Re: [Xen-devel] [PATCH v2] rwlock: allow recursive read locking when already locked in write mode

Allow a CPU already holding the lock in write mode to also lock it in read mode. There's no harm in allowing read locking a rwlock that's already owned by the caller (ie: CPU) in write mode. Allowing such
accesses is required at least for the CPU maps use-case.

In order to do this reserve 14bits of the lock, this allows to support up to 16384 CPUs. Also reduce the write lock mask to 2 bits: one to signal there are pending writers waiting on the lock and the other to signal the lock is owned in write mode. Note the write related data is using 16bits, this is done in order to be able to clear it (and
thus release the lock) using a 16bit atomic write.

This reduces the maximum number of concurrent readers from 16777216 to 65536, I think this should still be enough, or else the lock field can be expanded from 32 to 64bits if all architectures support atomic
operations on 64bit integers.

FWIW, arm32 is able to support atomic operations on 64-bit integers.

   static inline void _write_unlock(rwlock_t *lock)
-    /*
-     * If the writer field is atomic, it can be cleared directly. -     * Otherwise, an atomic subtraction will be used to clear it.
-     */
-    atomic_sub(_QW_LOCKED, &lock->cnts);
+    /* Since the writer field is atomic, it can be cleared directly. */
+    ASSERT(_is_write_locked_by_me(atomic_read(&lock->cnts)));
+    BUILD_BUG_ON(_QR_SHIFT != 16);
+    write_atomic((uint16_t *)&lock->cnts, 0);

I think this is an abuse to cast an atomic_t() directly into a uint16_t. You
would at least want to use &lock->cnts.counter here.

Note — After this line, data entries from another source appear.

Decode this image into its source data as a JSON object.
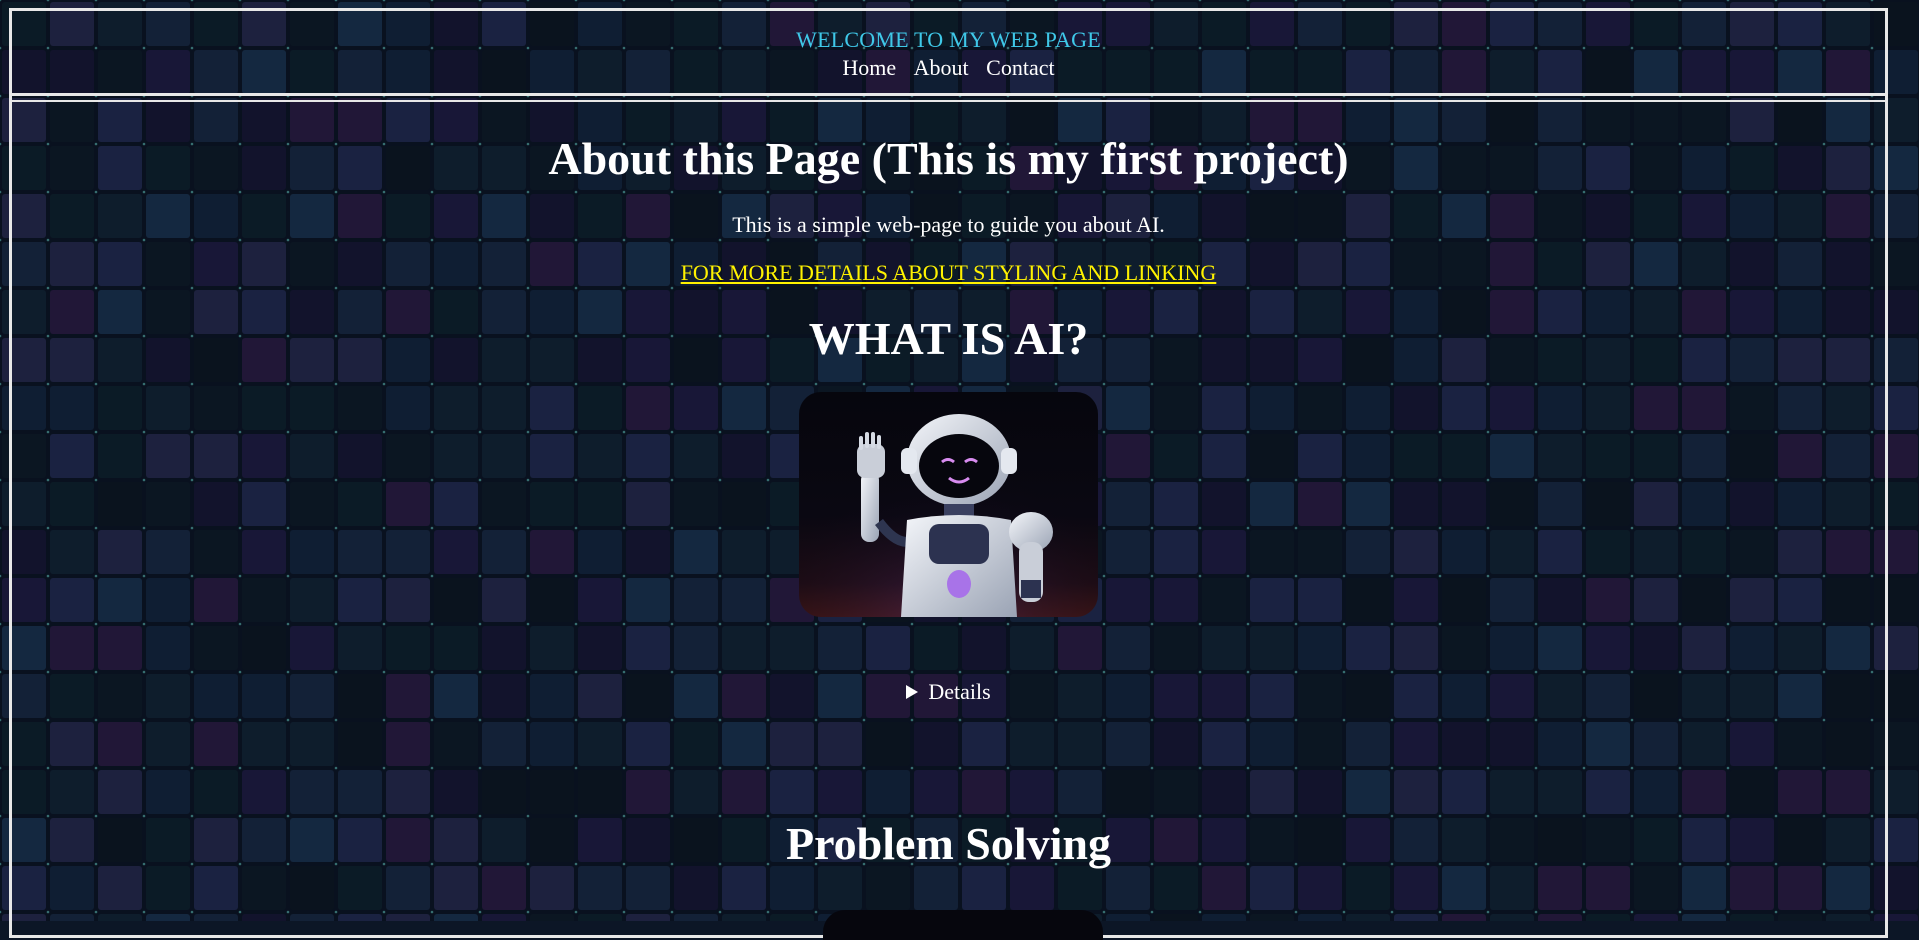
{
  "header": {
    "title": "WELCOME TO MY WEB PAGE",
    "nav": [
      "Home",
      "About",
      "Contact"
    ]
  },
  "about": {
    "heading": "About this Page (This is my first project)",
    "description": "This is a simple web-page to guide you about AI.",
    "link": "FOR MORE DETAILS ABOUT STYLING AND LINKING"
  },
  "ai_section": {
    "heading": "WHAT IS AI?",
    "details_label": "Details"
  },
  "problem_section": {
    "heading": "Problem Solving"
  },
  "colors": {
    "title_color": "#3fc8e8",
    "link_color": "#fff200",
    "text_color": "#ffffff",
    "background": "#0c1626"
  }
}
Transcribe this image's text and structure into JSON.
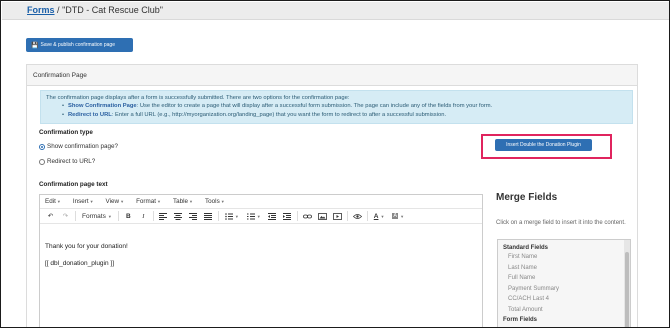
{
  "breadcrumb": {
    "parent": "Forms",
    "separator": "/",
    "current": "\"DTD - Cat Rescue Club\""
  },
  "publish_button": {
    "label": "Save & publish confirmation page",
    "icon": "save-icon"
  },
  "panel": {
    "title": "Confirmation Page",
    "info": {
      "intro": "The confirmation page displays after a form is successfully submitted. There are two options for the confirmation page:",
      "items": [
        {
          "label": "Show Confirmation Page",
          "text": ": Use the editor to create a page that will display after a successful form submission. The page can include any of the fields from your form."
        },
        {
          "label": "Redirect to URL",
          "text": ": Enter a full URL (e.g., http://myorganization.org/landing_page) that you want the form to redirect to after a successful submission."
        }
      ]
    },
    "confirmation_type": {
      "label": "Confirmation type",
      "options": [
        {
          "label": "Show confirmation page?",
          "checked": true
        },
        {
          "label": "Redirect to URL?",
          "checked": false
        }
      ]
    },
    "plugin_button": {
      "label": "Insert Double the Donation Plugin"
    },
    "editor": {
      "label": "Confirmation page text",
      "menus": [
        "Edit",
        "Insert",
        "View",
        "Format",
        "Table",
        "Tools"
      ],
      "formats_label": "Formats",
      "content": [
        "Thank you for your donation!",
        "[[ dbl_donation_plugin ]]"
      ]
    }
  },
  "merge_fields": {
    "title": "Merge Fields",
    "description": "Click on a merge field to insert it into the content.",
    "groups": [
      {
        "name": "Standard Fields",
        "items": [
          "First Name",
          "Last Name",
          "Full Name",
          "Payment Summary",
          "CC/ACH Last 4",
          "Total Amount"
        ]
      },
      {
        "name": "Form Fields",
        "items": []
      }
    ]
  },
  "colors": {
    "primary": "#2e6fb3",
    "highlight": "#e0245e",
    "info_bg": "#d6ecf5"
  }
}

Sure, I was wondering about this myself.

Will wait for more comments, not sure whether this can be fixed upon
commit if there are no other issues.

It's more than just adding another field specifier here. A cast like
this one is endianness-unsafe, and hence a trap waiting for a big
endian port attempt to fall into. At the very least this should cause a build failure on big endian systems, even better would be if it was

Wouldn't a union be the better choice?

You would not be able to use atomic_t in that case as you can't assume the layout of the structure.

union rwlockword {
     atomic_t cnts;
     uint32_t val;
     struct {
         uint16_t write;
         uint16_t readers;

static inline const uint32_t _qr_bias(
     const union rwlockword {
         .write = 0,
         .readers = 1
     } x;

     return x.val;

     cnts = atomic_add_return(_qr_bias(), &lock->cnts);

I guess this should do the trick, no?

You are assuming the atomic_t layout which I would rather no want to happen.

That already happened. rwlock.h already assumes atomic_t to be 32 bits
wide. I agree it would be better to have an atomic32_t type for this
use case.

I don't think you understood my point here. An atomic32_t will not be better as you still assume the layout of the structure. I.e the structure has only one field.

I don't understand your reasoning here, sorry.

Are you saying that a structure of two uint16_t isn't known to be 32
bits long?

You are assuming that atomic_t will always be:

  int counter;

What if we decide to turn into

  bool a;
  int counter;

You would at least want a BUILD_BUG_ON() as at the compiler will throw you an error rather than happily countinuing.


Julien Grall